Current customers by NPS score
For example, create a segment with all your "passives" – people who gave you a 7 or 8. Apply that filter on you feedback and you get a list of ideas to push these customers into "promoters".
There are many different factors that influence your NPS score. SurveyMonkey did a study where they identified four factors that affect NPS the most: reliability, security, integrations, and a functional user interface.
Look out for ideas that specifically fall into any of these categories.
Engaged users are the ones actively using your product. Strong user engagement means you're solving a problem for them in a significant way.
To increase engagement, we'll take a look at feedback from people who are not engaged.
Engagement metrics will differ from company to company. Think about the aspects of your product that signifies an active user.

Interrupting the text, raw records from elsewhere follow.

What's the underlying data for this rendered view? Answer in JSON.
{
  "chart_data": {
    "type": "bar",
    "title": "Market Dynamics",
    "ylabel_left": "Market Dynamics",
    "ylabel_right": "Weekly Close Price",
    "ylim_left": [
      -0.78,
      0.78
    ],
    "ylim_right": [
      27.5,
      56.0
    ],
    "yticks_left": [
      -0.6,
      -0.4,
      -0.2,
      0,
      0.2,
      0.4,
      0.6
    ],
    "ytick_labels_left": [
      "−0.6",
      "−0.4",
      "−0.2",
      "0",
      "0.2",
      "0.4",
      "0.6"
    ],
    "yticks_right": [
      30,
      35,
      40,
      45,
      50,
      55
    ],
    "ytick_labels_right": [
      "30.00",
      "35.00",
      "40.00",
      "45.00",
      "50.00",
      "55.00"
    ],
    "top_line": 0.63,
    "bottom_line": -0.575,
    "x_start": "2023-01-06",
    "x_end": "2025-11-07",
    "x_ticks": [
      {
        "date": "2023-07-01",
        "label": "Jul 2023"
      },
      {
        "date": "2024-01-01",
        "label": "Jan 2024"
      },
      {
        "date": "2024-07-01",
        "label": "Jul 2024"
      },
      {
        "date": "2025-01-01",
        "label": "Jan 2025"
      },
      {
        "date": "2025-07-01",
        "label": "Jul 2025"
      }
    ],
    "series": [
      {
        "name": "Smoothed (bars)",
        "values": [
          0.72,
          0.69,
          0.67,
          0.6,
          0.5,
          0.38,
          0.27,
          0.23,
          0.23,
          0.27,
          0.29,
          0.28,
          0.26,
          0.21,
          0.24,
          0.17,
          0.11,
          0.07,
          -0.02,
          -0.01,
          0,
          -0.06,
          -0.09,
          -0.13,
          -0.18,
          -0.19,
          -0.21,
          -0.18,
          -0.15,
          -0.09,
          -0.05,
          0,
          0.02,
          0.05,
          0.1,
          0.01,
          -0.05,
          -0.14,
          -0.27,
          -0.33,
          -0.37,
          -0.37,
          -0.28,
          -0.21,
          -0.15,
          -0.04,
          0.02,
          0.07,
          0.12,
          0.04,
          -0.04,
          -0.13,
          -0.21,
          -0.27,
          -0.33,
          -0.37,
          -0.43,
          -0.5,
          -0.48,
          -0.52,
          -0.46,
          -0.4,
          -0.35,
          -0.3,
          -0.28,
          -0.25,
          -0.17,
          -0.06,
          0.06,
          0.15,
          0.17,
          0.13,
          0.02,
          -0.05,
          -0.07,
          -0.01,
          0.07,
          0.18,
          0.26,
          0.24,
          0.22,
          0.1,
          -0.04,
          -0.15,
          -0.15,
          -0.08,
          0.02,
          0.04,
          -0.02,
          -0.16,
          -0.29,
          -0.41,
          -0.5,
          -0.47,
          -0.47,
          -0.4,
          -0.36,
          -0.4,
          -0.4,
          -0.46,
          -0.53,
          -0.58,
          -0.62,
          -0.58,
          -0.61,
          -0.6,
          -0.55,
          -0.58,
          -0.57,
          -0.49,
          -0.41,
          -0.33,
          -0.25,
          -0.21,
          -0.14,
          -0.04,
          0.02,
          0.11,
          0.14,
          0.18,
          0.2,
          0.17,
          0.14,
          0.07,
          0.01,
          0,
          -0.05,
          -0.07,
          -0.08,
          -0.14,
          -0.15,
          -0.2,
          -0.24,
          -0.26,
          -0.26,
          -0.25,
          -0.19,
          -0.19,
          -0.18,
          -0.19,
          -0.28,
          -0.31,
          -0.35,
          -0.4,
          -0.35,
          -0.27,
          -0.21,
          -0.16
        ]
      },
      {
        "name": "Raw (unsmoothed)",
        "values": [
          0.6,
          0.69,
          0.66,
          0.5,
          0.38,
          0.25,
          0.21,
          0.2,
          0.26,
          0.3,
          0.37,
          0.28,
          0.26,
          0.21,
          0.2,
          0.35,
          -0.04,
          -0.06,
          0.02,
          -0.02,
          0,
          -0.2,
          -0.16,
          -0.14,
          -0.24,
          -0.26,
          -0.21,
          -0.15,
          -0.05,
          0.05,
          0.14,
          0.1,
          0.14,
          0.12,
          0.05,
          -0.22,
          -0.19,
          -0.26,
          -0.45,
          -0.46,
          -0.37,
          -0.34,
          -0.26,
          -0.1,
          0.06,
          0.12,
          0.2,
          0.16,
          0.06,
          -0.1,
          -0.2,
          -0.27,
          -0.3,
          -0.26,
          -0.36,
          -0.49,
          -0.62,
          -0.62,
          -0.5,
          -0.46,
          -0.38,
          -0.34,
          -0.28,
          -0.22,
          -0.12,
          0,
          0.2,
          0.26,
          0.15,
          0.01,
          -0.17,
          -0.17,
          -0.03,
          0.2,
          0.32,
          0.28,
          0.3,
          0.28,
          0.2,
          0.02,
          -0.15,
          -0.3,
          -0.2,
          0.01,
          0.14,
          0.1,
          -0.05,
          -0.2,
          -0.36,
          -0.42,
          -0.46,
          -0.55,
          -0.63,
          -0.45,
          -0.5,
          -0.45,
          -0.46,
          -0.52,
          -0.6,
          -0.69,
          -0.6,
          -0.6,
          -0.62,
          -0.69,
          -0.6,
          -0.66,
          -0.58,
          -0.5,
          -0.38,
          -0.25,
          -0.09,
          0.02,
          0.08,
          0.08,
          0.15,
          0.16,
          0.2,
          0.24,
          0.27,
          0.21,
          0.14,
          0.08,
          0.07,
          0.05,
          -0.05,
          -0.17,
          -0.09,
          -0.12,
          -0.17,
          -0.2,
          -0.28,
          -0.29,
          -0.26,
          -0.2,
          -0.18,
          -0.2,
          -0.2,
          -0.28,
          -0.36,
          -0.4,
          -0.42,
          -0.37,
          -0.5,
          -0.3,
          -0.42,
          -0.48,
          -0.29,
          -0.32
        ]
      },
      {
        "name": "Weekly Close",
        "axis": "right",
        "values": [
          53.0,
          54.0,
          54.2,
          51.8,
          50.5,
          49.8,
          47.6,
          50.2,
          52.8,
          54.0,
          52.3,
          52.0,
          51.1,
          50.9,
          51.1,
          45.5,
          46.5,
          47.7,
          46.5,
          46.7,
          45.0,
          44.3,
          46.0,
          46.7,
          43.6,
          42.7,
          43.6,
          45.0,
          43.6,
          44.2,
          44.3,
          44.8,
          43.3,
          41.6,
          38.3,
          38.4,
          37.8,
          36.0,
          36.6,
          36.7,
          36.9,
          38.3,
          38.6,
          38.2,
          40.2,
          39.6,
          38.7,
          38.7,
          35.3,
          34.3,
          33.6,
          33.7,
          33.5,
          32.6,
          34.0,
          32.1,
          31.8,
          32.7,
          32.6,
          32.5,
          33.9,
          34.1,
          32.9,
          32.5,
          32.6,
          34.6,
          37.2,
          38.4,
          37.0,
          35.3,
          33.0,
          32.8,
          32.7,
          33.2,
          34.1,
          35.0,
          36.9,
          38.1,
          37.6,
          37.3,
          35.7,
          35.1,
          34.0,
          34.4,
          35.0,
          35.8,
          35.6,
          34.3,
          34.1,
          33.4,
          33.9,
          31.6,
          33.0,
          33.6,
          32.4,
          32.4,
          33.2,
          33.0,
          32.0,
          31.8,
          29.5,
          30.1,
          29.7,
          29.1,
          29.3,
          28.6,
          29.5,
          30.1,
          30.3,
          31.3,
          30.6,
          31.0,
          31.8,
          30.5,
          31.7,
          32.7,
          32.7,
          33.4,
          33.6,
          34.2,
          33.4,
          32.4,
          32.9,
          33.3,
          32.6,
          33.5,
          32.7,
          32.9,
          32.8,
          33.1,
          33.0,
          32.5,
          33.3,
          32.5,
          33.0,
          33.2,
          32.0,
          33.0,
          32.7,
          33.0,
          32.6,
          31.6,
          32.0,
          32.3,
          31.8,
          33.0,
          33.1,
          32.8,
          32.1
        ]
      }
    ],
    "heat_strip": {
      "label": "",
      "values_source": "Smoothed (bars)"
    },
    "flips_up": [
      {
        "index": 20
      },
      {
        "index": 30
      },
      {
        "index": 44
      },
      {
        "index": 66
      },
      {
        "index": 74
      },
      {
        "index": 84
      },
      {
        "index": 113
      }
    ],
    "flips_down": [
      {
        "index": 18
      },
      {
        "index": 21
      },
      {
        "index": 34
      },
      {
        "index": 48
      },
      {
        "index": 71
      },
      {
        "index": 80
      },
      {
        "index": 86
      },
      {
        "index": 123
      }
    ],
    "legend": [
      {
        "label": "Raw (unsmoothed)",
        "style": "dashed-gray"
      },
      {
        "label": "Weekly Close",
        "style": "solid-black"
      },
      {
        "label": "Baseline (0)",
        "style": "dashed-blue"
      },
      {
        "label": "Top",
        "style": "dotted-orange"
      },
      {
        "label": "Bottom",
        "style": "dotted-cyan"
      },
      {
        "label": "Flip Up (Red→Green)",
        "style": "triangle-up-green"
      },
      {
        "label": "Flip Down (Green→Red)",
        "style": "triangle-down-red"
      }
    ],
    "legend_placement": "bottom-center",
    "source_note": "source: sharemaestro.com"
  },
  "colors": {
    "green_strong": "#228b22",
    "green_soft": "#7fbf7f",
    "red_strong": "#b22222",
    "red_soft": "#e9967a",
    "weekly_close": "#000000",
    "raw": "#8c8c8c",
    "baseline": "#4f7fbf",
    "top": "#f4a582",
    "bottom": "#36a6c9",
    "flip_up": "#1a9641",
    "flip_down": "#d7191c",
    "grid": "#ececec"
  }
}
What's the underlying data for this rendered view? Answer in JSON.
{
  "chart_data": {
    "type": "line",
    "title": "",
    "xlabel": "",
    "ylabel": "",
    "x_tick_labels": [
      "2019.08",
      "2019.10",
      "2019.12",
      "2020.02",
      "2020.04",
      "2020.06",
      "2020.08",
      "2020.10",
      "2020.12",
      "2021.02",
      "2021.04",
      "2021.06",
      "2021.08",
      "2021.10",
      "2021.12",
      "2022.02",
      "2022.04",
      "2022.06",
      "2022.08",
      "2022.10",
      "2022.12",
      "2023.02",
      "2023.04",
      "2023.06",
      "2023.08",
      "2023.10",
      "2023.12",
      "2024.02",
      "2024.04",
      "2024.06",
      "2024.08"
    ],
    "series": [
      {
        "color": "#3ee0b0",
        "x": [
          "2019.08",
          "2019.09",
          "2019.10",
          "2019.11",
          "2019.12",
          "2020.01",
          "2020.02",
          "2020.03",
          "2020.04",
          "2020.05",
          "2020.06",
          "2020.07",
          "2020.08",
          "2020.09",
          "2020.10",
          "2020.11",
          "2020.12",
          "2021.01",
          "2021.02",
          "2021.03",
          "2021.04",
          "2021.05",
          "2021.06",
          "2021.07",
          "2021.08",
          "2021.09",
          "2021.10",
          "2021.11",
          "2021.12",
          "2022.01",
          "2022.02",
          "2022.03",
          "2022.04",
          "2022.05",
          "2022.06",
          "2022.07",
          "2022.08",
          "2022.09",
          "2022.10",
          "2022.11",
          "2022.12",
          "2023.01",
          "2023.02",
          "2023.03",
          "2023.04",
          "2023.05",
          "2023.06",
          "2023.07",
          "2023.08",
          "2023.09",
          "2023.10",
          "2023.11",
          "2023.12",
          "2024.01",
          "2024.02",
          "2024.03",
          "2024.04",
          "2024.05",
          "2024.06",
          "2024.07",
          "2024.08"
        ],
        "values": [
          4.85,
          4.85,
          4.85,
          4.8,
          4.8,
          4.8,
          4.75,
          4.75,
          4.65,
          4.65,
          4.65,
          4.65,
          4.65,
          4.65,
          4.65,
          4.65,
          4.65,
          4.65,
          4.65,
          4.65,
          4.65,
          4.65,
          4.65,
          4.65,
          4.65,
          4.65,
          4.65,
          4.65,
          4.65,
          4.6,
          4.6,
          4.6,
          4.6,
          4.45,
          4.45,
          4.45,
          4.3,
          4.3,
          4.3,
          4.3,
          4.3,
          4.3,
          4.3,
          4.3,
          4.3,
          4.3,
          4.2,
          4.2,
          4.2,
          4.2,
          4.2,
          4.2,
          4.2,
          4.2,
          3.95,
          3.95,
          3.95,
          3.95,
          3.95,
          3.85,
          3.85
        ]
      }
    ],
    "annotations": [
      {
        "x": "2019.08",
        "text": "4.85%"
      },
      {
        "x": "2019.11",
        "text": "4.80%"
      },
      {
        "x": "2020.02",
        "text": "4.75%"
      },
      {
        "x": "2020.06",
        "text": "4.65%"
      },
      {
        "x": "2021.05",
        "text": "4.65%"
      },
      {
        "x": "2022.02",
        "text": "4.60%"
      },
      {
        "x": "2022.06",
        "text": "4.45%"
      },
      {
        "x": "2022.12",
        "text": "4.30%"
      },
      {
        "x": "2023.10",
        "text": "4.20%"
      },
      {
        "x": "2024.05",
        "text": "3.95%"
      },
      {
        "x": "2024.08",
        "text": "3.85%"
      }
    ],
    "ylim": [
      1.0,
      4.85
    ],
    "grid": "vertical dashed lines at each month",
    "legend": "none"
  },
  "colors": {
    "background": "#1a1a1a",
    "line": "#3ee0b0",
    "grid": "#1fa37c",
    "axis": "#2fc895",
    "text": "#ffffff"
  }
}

Merely logging in probably isn't significant enough.
- Engagement with specific features
- How often people are performing certain actions
- Checkpoints in their customer journey
Now that you know who you consider an active user, you can create a segment for inactive users. Filter your feedback with this new segment to see what your team can work on to increase engagement.
Find the strongest signals
As product managers, data is plentiful. Input is coming at you from all sides whether it's qualitative or quantitative. As your customer base grows, your challenge is filtering out the signal from the noise.
As you can see, there are many ways you can slice and dice your feedback data. Segmenting your user feedback helps you decide how to best invest your resources.
As we all know, growth is the name of the game and you won't get there without focus and discipline. Good luck!